177 years ago, this regime fell. A flow-mage known as Sjesjerkwapar, meaning 'Despiser' in a southern dialect and generally believed to be a name taken up after the fact though no records of him from prior to the fall have been found, discovered a technique which allowed their magic to touch the spirits of others, and to strike at them. When levied against a black mage, this could shred their spirits, temporarily disabling their magic and regeneration, rendering them just as mortal as any other human. When levied against a smoke-construct, this could dispel them entirely, severing the spiritual threads which tether smoke to reality and causing it nigh-instantly evanesce. Before the end of the year, an army of flow-mages had formed and swept across Narmjesa, killing every King they came across, before ending their campaign in the city-palace of the High King, built around the coast of the same Peddzjen Bay where humanity first appeared.

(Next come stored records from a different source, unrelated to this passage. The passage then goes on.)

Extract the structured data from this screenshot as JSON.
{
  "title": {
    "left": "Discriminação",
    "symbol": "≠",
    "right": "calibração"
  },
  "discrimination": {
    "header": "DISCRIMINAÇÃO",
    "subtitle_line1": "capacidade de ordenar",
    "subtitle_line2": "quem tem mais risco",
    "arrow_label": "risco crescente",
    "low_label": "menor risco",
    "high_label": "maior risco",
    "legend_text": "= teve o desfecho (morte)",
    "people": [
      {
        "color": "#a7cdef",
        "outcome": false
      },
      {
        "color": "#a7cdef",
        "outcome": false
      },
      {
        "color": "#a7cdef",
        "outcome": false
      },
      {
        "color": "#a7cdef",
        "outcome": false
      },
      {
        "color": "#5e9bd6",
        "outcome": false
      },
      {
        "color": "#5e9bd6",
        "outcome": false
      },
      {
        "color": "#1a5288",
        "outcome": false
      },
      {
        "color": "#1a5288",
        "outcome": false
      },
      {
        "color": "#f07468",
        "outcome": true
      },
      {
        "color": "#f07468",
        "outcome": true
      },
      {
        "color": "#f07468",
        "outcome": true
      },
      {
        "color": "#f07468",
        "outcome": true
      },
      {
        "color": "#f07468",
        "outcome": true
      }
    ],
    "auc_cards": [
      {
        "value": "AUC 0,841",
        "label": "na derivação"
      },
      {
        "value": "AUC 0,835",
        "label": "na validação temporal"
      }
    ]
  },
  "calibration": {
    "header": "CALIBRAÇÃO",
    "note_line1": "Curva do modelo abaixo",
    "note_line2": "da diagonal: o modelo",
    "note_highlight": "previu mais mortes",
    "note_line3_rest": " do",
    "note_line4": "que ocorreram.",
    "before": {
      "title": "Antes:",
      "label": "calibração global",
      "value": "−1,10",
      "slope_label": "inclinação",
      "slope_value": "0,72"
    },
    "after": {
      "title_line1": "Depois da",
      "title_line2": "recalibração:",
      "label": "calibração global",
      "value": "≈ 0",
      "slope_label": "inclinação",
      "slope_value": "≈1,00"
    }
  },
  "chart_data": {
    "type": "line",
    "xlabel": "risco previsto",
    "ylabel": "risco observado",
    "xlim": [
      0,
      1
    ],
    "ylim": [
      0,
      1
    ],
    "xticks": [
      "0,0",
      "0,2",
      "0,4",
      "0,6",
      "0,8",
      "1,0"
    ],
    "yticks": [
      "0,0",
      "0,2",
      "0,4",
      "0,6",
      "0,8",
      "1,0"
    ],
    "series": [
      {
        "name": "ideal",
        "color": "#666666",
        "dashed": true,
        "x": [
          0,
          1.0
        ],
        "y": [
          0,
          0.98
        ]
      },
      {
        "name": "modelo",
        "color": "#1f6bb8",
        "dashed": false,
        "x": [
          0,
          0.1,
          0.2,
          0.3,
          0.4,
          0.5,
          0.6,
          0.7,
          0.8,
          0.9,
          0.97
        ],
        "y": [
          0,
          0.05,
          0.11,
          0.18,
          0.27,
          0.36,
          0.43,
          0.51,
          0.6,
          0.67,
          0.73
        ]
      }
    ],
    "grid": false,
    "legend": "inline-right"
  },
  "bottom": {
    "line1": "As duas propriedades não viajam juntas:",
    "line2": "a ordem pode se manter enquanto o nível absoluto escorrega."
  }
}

Sjesjerkwapar and the army that followed him founded a new nation there, one which would serve no Kings, which after a few tumultuous years would become the Federation, the eastern group. In the west, in the lands which the flow-mages who fought with Sjesjerkwapar left behind, other, smaller groups came together to organize the people in the absence of the Kings, pursuing their own methods and goals in the aftermath. These groups steadily grew, incorporating one another and occasionally coming into conflict, before eventually a single Coalition of the most powerful and influential of these fragmentary states, the western group, came to dominate. Now, the two stand on opposite ends of Narmjesa and neither is willing to submit to the other, but both find overt war unappealing. They seek to secretly develop methods to overcome the other in a single fell swoop, and spy on one another to discover these methods and develop counters in turn. He presents a major opportunity on that front, and while the Federation will do its best to protect him, if he journeys into the territory of the Coalition, there is every chance that they'll kidnap him and try to turn him into a weapon, or at least a tool. Perhaps even if they already have a crafter under their control.

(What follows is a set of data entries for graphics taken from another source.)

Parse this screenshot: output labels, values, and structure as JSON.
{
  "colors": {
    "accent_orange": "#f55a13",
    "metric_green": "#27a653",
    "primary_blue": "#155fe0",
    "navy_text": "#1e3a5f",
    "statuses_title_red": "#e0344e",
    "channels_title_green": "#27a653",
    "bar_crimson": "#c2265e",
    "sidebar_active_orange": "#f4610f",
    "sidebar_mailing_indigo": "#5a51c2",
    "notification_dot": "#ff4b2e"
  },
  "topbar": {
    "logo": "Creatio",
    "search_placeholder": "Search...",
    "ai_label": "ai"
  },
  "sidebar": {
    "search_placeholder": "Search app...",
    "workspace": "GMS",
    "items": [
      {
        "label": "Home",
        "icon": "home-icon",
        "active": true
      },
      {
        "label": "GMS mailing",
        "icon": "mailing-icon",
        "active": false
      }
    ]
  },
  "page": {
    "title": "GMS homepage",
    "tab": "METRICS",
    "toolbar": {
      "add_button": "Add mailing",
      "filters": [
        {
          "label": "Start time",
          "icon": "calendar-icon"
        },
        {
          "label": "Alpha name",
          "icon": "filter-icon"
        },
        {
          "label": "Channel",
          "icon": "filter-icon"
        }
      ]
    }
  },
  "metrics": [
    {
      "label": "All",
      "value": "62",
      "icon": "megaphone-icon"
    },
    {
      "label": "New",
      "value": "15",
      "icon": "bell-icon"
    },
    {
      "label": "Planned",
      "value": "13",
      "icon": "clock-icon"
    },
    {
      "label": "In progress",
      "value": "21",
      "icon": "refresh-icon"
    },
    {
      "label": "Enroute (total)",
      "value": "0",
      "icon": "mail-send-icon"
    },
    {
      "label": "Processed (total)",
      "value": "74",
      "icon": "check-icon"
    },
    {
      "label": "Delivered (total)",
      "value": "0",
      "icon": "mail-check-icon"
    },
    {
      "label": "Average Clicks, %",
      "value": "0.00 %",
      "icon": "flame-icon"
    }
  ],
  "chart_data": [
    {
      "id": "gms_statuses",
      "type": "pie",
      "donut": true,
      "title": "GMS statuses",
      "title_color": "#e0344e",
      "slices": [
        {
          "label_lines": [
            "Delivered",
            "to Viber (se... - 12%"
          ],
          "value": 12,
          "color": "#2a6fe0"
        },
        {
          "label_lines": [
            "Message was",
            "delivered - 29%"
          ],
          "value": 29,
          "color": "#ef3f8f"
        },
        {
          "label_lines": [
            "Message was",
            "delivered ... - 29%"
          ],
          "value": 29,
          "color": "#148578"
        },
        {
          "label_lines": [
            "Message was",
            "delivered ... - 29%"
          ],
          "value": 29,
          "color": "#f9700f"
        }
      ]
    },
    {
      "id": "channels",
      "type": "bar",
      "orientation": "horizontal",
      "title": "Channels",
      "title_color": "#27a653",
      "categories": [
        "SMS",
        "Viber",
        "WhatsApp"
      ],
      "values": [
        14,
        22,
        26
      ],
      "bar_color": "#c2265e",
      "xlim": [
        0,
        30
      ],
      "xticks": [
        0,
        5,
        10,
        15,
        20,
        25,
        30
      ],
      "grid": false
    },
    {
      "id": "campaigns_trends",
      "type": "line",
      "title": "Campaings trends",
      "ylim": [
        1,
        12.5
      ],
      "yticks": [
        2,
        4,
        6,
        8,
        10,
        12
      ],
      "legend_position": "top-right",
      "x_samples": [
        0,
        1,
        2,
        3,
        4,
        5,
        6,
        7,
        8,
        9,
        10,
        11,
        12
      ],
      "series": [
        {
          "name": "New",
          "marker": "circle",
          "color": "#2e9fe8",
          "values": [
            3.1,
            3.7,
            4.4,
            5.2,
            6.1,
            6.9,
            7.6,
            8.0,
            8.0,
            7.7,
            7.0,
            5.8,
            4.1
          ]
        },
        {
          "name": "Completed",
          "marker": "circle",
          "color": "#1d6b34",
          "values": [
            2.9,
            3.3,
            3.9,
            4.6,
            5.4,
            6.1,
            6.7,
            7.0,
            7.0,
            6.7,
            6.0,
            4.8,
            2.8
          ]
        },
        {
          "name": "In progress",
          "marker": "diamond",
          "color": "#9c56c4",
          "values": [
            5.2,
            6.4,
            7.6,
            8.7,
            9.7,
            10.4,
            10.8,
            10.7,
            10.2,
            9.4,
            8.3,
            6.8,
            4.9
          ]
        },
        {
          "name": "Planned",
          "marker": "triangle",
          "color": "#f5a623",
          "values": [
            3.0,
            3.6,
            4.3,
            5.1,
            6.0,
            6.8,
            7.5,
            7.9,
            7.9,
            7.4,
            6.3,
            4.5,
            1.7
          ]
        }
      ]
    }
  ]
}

The Interior, the wilderness of the continent away from it's coasts, is not controlled by either of the great powers, or indeed much inhabited by humans at all. It's a hot and dry desert, speckled with densely packed jungle oases, and populated by dangerous magical beasts of numerous kinds. There are also scattered husks of the Cannibal King's attempts to colonize the Interior, later used as testing sites as they developed newer and stranger smoke-constructs, which are equally dangerous as the wildlife though in a different way. He might be able to get away with moving through there, though there's a risk that one of the magical beasts or royal experiments might interact explosively with crafting material or crafting.